It would amaze you how many things that are "common sense" for an entrepreneur are hard for someone sitting in their ivory tower.

This is not just a problem in economics. After I got out of Princeton with a PhD in Electrical Engineering, it amazed me just how orthogonal to the real world much of my adviser's academic work proved to be - I happened to land a job that directly dealt with one of his core areas of research, though I wasn't involved in that area during my PhD myself. My realization led me to write a paper that pointed out that his work was dealing in mathematical models that were not very relevant to the real world, which predictably led to our intellectual parting of ways.

I felt experience working as an engineer should be mandatory for anyone aspiring to be an engineering professor, yet you will find that most engineering faculty have never worked outside of academia.




Not arguing your underlying point, but the examples you chose are poor--all economists are well aware of the effects of a minimum wage, and of barriers to hiring/firing.

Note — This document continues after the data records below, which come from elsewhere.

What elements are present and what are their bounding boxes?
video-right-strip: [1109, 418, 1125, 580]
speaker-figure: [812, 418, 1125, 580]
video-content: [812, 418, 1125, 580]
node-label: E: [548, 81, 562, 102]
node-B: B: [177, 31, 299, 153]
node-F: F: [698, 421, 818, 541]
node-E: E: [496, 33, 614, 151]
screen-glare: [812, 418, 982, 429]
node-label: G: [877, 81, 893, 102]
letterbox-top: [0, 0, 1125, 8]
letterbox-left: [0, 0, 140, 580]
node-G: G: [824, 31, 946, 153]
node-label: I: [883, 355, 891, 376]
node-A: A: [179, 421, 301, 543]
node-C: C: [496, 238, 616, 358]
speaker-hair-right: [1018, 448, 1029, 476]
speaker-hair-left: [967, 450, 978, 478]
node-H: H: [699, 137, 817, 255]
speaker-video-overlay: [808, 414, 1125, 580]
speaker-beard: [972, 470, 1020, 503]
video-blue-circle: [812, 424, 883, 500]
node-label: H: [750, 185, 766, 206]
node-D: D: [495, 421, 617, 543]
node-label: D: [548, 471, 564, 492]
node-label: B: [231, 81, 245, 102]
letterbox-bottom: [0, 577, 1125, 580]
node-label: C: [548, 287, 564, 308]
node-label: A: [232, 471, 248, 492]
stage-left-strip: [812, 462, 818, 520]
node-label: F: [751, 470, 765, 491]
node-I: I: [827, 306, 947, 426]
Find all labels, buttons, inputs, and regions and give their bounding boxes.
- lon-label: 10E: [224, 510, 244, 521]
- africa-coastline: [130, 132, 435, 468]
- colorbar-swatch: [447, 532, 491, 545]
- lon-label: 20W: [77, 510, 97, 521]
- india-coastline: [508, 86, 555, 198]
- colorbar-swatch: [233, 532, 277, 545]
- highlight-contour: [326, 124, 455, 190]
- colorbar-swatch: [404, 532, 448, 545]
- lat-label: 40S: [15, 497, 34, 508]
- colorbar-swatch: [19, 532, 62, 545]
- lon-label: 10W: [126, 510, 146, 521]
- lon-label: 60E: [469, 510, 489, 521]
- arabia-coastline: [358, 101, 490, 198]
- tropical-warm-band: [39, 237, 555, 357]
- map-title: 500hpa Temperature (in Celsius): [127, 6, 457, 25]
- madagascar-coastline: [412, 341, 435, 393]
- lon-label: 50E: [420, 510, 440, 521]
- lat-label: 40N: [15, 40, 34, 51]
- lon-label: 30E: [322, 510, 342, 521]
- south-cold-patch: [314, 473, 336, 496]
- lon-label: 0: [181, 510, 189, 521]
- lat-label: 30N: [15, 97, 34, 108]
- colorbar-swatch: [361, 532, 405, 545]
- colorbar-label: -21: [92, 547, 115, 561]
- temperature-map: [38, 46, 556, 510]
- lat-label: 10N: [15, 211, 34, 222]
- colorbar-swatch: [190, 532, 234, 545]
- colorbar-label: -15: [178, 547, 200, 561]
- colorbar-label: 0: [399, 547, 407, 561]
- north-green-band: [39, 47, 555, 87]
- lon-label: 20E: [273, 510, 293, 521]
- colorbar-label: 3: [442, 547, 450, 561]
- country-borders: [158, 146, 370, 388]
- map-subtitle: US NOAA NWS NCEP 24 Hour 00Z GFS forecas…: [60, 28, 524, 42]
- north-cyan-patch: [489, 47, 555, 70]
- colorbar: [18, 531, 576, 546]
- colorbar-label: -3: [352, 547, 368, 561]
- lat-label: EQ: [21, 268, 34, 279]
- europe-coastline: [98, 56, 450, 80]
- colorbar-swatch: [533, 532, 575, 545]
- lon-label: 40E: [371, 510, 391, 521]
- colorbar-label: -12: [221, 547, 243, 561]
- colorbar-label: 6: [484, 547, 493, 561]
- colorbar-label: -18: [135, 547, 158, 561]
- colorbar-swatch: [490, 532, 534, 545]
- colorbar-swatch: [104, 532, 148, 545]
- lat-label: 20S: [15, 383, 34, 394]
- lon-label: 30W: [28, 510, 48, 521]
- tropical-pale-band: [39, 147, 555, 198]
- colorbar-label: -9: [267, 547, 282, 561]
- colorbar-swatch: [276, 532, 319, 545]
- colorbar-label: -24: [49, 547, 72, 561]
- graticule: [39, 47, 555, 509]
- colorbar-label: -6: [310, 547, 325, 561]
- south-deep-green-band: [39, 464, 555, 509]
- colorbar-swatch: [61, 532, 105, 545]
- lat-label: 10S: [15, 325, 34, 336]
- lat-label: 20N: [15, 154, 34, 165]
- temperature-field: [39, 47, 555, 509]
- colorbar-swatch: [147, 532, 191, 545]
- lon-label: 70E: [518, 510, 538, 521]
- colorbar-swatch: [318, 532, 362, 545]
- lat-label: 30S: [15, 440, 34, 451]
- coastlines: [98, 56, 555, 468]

It's people with no background in economics who don't understand those things.


I would agree if you said "most economists" instead of "all". On the minimum wage, a couple of Princeton economists wrote a scholarly paper pointing out how that didn't suppress hiring (sorry, don't have a handy reference) or increase unemployment. On barriers to hiring/firing, I grant that most economists would agree they are bad.

On the other hand, Krugman himself has been a strong advocate of nationalized health care. Milton Friedman argued how the health care problem is really one of licensing regulations designed to maximize pay for doctors. Imagine an American Software Association that decides how many licenses to grant every year, and you need those credentials to be a hacker. Yes, Friedman addressed the "quack" argument too.